The heart of my all time favourite throw started life as a brocade floor length skirt found in a local charity shop. Looked to me like something from the sixties or seventies and when my friend saw me with it she wanted half so I ended up with the back piece which was basically two pieces with the zip and a long opening in the middle. I had been collecting fabric for about a year since purchasing the first Kaffe Fassett hard cover book on quilting and have long been a fan of Kaffe since the early nineties when I discovered his wonderful designs and radical ideas for knitting via Glorious Knitting and Glorious Colour.

His astonishingly beautifully photographed book on quilting just mesmerized me and I spent many months drinking in his truly glorious colours and original takes on this traditional craft. After purchasing the skirt I realised that all I needed were a few selected greens and then I would have enough to get going on this throw. I had been collecting brocade from sample books for some years and had really wanted to replicate the colourway of the throw in the book, however when I found the skirt something clicked and I knew it would work with everything I had been collecting, just in case, for a few years.

I had a large piece of Liberty of London upholstery weight fabric that I used as a border for a door curtain so the hunt was on for the remaining pieces of that. Also from the charity shop was a formal shirt in gold silk brocade so I added that to the pile as well. Recently I had found some fabric samples from a new range in Spotlight [Australia's Joanne's] which were very deeply textured and patterned and also had some deep red jacquard which I had bought as a remnant. All I needed for the rest of the throw were the 30cm squares which I had been collecting for some years of gorgeous brocade samples in golds and reds and greens and some red floral fabric which I had bought several weeks before.
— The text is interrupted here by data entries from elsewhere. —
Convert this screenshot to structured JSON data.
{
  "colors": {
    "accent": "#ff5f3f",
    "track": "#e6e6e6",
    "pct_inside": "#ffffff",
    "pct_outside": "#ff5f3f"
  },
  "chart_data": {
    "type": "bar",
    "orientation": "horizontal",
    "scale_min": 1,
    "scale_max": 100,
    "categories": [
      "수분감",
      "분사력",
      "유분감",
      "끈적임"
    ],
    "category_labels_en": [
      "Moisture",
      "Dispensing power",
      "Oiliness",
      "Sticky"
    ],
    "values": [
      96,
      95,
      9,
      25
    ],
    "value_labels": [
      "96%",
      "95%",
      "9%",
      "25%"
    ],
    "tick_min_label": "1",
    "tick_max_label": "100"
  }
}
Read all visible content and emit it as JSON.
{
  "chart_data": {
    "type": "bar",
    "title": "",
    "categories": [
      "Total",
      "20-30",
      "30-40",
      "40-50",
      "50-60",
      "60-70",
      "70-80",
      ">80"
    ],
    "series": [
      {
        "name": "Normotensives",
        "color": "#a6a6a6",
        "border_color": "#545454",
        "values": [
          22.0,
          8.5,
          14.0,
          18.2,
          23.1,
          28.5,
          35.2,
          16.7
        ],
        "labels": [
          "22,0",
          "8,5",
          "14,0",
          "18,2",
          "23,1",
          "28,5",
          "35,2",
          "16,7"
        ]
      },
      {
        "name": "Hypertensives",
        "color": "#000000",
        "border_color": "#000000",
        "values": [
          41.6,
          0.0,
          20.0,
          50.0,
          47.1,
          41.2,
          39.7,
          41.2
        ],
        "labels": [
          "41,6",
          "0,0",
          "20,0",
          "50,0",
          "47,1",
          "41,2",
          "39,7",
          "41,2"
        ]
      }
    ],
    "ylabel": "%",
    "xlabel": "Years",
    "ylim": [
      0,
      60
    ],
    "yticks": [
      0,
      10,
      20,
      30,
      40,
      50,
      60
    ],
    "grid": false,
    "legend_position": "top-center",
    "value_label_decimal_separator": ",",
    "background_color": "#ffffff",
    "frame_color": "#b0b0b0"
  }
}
Once I started cutting out and arranging the top it was very quick to come together….I was held up for a few days when i realised that I needed another floral of some sort……. knew I had just the thing…somewhere and had to search the garage for them. The overall design was very easy and as a lot of the samples already had overlocking around them that saved me a lot of time, upholstery fabric frays a lot and requires some kind of stitching either before sewing the seam or after you see. Once I added a border, which Kaffe was not always adding in those days, it seemed to really finish off the top perfectly.

A week or so earlier Spotlight had just introduced a divine chenille….darkest red with gold swirls throughout…I just had to have it for the backing even though it was about $30 all told. That’s a lot for me as I usually use thrifted fabric or sale fabric for backings. this was going to be a leess expensive option anyway as I did not need wadding or batting inside the two layers as the chenille was so thick and heavy. I had been drooling over several throws at Laura Ashley and I was so excited by this chenille as it as even more lush than the ones in that store.

I slip stitched the border to the backing fabric and then top stitched around the inner border. It has been three years now of fairly constant display and during that time it has faded slightly so that it looks truly vintage…I even washed it once in case the dreaded mould had infected it and it came up better than new. After a few months I made a few companion cushions with some of the remaining skirt brocade and a tiny little piece of embroidered silk that as it was $185 a metre was all I could afford! The minimum cut was 30cm and I made every centimetre count! It is well placed I think in the heart of the brocade…..I think the woman who wore that skirt would wear something made out of that silk today…a little bit goes a long way and both the silk and the brocade are truly the stars of this throw!